[quote name='kainzero']I'm bored and I just got to thinking.
I think the death of arcades was due to arcades themselves. 25 cents is too little to really maintain and make a worthwhile profit off of a cabinet. Raise it to a dollar, maybe even 50, and people will complain and go elsewhere. I remember when my local arcade raised the price on MvC2 from 25 to 50. Everyone there played elsewhere, I just quit playing. Japan is 100 - 200 Yen per game, which is roughly a dollar to two dollars. Hmm, could that be why they're still alive?
I'm reading this Smash thread where someone wanted to have a tournament where the entry fee was raised from $8 to $12, with included venue fee being bumped from $3 to $4. Everyone complained, saying that it was too much and that the venue was being greedy and profiting off of the poor entrants.
Seriously?
Oh man, I remember entering those tournaments in Mission Beach where I think it was $15 for 3 hours, just so I can play casuals against the best in SD. I don't think I did very well. =)

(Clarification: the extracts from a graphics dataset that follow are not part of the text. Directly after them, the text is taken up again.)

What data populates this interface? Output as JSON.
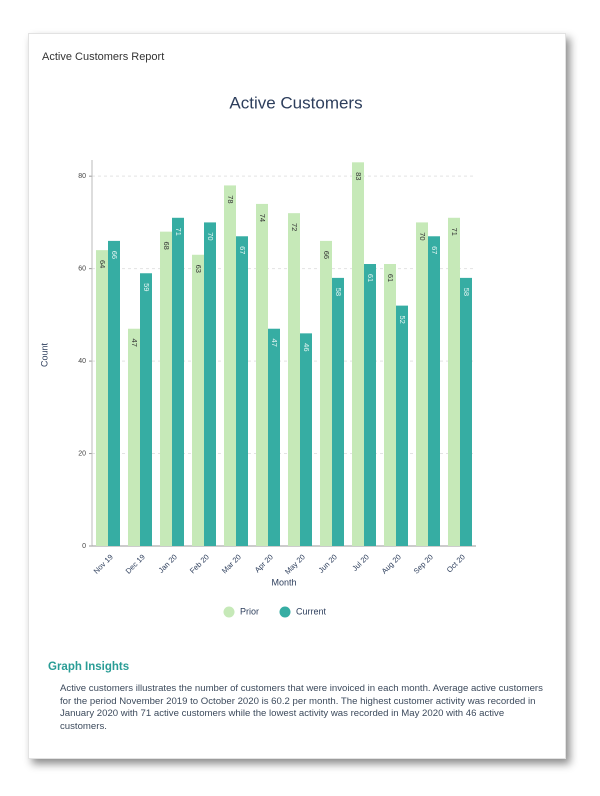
{
  "header": {
    "title": "Active Customers Report"
  },
  "chart_data": {
    "type": "bar",
    "title": "Active Customers",
    "x_label": "Month",
    "y_label": "Count",
    "categories": [
      "Nov 19",
      "Dec 19",
      "Jan 20",
      "Feb 20",
      "Mar 20",
      "Apr 20",
      "May 20",
      "Jun 20",
      "Jul 20",
      "Aug 20",
      "Sep 20",
      "Oct 20"
    ],
    "series": [
      {
        "name": "Prior",
        "color": "#c6e9b8",
        "values": [
          64,
          47,
          68,
          63,
          78,
          74,
          72,
          66,
          83,
          61,
          70,
          71
        ]
      },
      {
        "name": "Current",
        "color": "#36ada3",
        "values": [
          66,
          59,
          71,
          70,
          67,
          47,
          46,
          58,
          61,
          52,
          67,
          58
        ]
      }
    ],
    "ylim": [
      0,
      83.5
    ],
    "yticks": [
      0,
      20,
      40,
      60,
      80
    ],
    "grid": true
  },
  "insights": {
    "title": "Graph Insights",
    "text": "Active customers illustrates the number of customers that were invoiced in each month. Average active customers for the period November 2019 to October 2020 is 60.2 per month. The highest customer activity was recorded in January 2020 with 71 active customers while the lowest activity was recorded in May 2020 with 46 active customers."
  }
}
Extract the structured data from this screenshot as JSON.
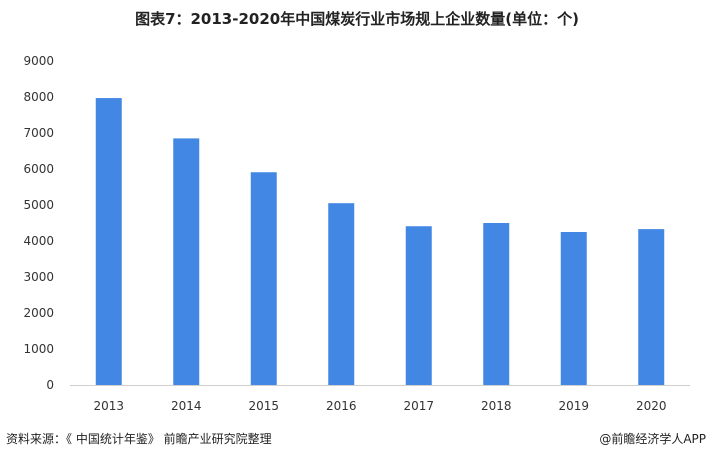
{
  "chart_data": {
    "type": "bar",
    "title": "图表7：2013-2020年中国煤炭行业市场规上企业数量(单位：个)",
    "categories": [
      "2013",
      "2014",
      "2015",
      "2016",
      "2017",
      "2018",
      "2019",
      "2020"
    ],
    "values": [
      7970,
      6850,
      5910,
      5050,
      4410,
      4500,
      4250,
      4330
    ],
    "ylim": [
      0,
      9000
    ],
    "yticks": [
      0,
      1000,
      2000,
      3000,
      4000,
      5000,
      6000,
      7000,
      8000,
      9000
    ],
    "xlabel": "",
    "ylabel": "",
    "grid": false,
    "bar_color": "#4287e3"
  },
  "footer": {
    "source": "资料来源：《 中国统计年鉴》 前瞻产业研究院整理",
    "brand": "@前瞻经济学人APP"
  }
}
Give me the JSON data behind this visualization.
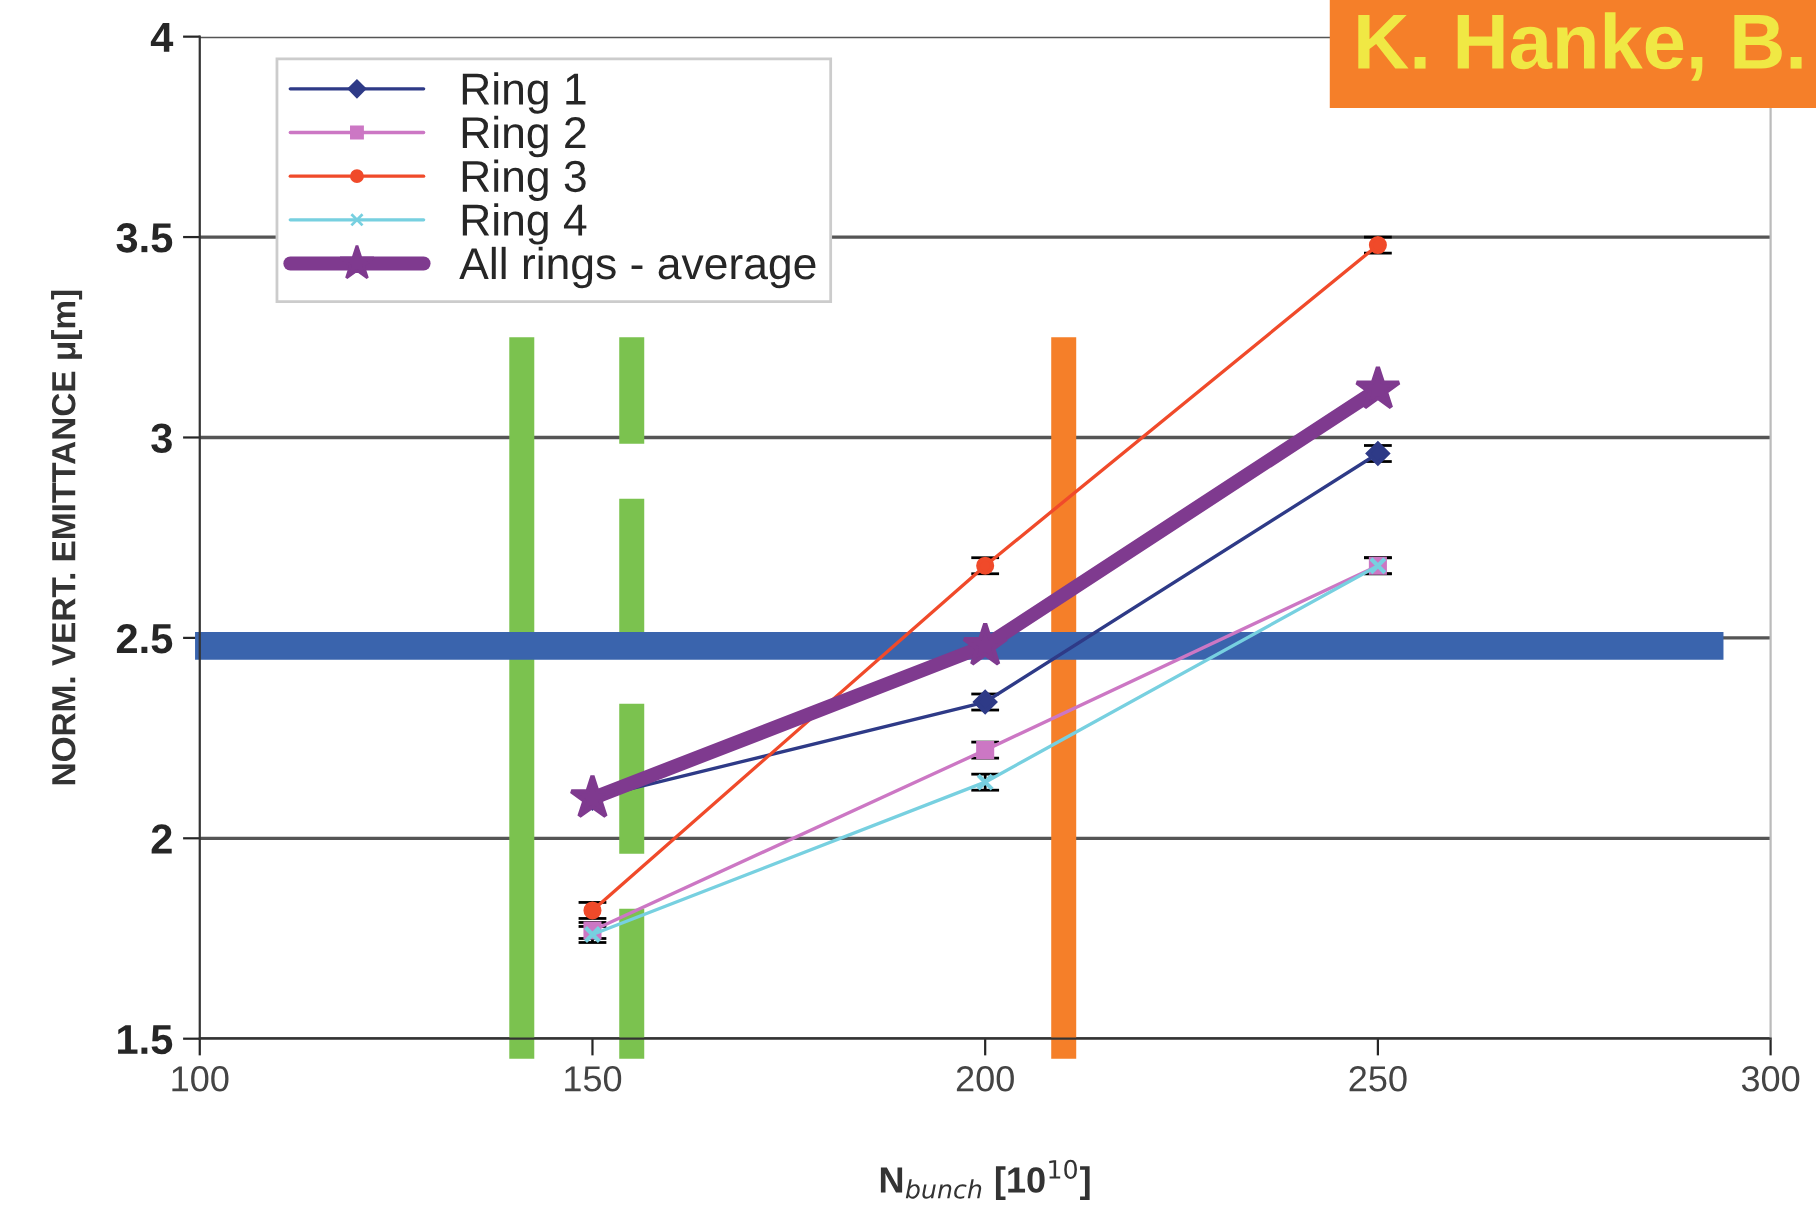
{
  "chart_data": {
    "type": "line",
    "x": [
      150,
      200,
      250
    ],
    "series": [
      {
        "name": "Ring 1",
        "color": "#2e3a87",
        "marker": "diamond",
        "values": [
          2.1,
          2.34,
          2.96
        ],
        "errors": [
          null,
          0.02,
          0.02
        ]
      },
      {
        "name": "Ring 2",
        "color": "#cc77c4",
        "marker": "square",
        "values": [
          1.77,
          2.22,
          2.68
        ],
        "errors": [
          0.02,
          0.02,
          0.02
        ]
      },
      {
        "name": "Ring 3",
        "color": "#f04a2a",
        "marker": "circle",
        "values": [
          1.82,
          2.68,
          3.48
        ],
        "errors": [
          0.02,
          0.02,
          0.02
        ]
      },
      {
        "name": "Ring 4",
        "color": "#77d0e0",
        "marker": "cross",
        "values": [
          1.76,
          2.14,
          2.68
        ],
        "errors": [
          0.02,
          0.02,
          0.02
        ]
      },
      {
        "name": "All rings - average",
        "color": "#7f3a8f",
        "marker": "star",
        "values": [
          2.1,
          2.48,
          3.12
        ]
      }
    ],
    "xlabel": "N$_{bunch}$ [10$^{10}$]",
    "ylabel": "NORM. VERT. EMITTANCE μ[m]",
    "xlim": [
      100,
      300
    ],
    "xticks": [
      100,
      150,
      200,
      250,
      300
    ],
    "ylim": [
      1.5,
      4
    ],
    "yticks": [
      1.5,
      2,
      2.5,
      3,
      3.5,
      4
    ],
    "grid": "y",
    "legend": "top left",
    "ref_lines": [
      {
        "axis": "x",
        "value": 141,
        "color": "#7bc24f",
        "line_style": "solid"
      },
      {
        "axis": "x",
        "value": 155,
        "color": "#7bc24f",
        "line_style": "dashed"
      },
      {
        "axis": "x",
        "value": 210,
        "color": "#f57f29",
        "line_style": "solid"
      },
      {
        "axis": "y",
        "value": 2.48,
        "color": "#3a64ad",
        "line_style": "solid"
      }
    ],
    "annotations": [
      "K. Hanke, B."
    ]
  }
}
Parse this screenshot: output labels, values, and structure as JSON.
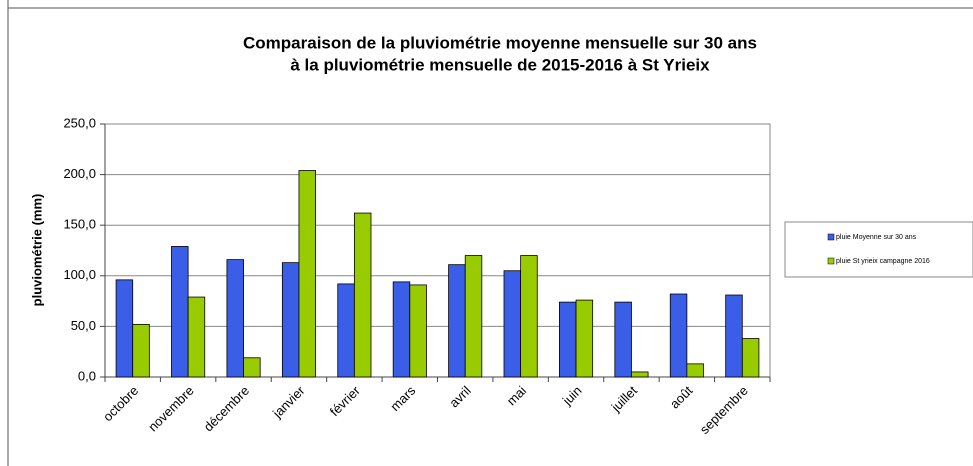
{
  "chart_data": {
    "type": "bar",
    "title": [
      "Comparaison de la pluviométrie moyenne mensuelle sur 30 ans",
      "à la pluviométrie mensuelle de 2015-2016 à St Yrieix"
    ],
    "y_label": "pluviométrie (mm)",
    "categories": [
      "octobre",
      "novembre",
      "décembre",
      "janvier",
      "février",
      "mars",
      "avril",
      "mai",
      "juin",
      "juillet",
      "août",
      "septembre"
    ],
    "series": [
      {
        "name": "pluie Moyenne sur 30 ans",
        "color": "#3b5ee8",
        "values": [
          96,
          129,
          116,
          113,
          92,
          94,
          111,
          105,
          74,
          74,
          82,
          81
        ]
      },
      {
        "name": "pluie St yrieix campagne 2016",
        "color": "#99cc00",
        "values": [
          52,
          79,
          19,
          204,
          162,
          91,
          120,
          120,
          76,
          5,
          13,
          38
        ]
      }
    ],
    "ylim": [
      0,
      250
    ],
    "yticks": [
      {
        "value": 0,
        "label": "0,0"
      },
      {
        "value": 50,
        "label": "50,0"
      },
      {
        "value": 100,
        "label": "100,0"
      },
      {
        "value": 150,
        "label": "150,0"
      },
      {
        "value": 200,
        "label": "200,0"
      },
      {
        "value": 250,
        "label": "250,0"
      }
    ],
    "grid": true,
    "legend": "right"
  }
}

I'm just stuck thinking that there isn't enough money in the scene to really make it grow and that people don't wanna pay enough to really make it happen.[/QUOTE]
part of it's gotta be the culture. back in the day, everyone played fighting games. it was the hot shit, it pretty much had most of the media coverage, people you knew who you didn't think even played video games knew street fighter.. it's just different now. and it's hard to explain it. everything else is clear cut (desire for lower costs and more availability of comp), but i don't really know what happened with the culture. less players, less media coverage, less games being made. were fighting games just a fad? did the decent-to-shitty players just give up on the grind? do new players really dislike fighting games that much because they lack a rewarding single player experience? maybe fighting games aren't pretty enough. it seems like the prettiest ones seem to be the most popular with casual fighting gamers.
i think that if fighting game scene didn't have the drop-off that it did in the late 90's, arcades would probably be more prominent than they are now, even with online console gaming available.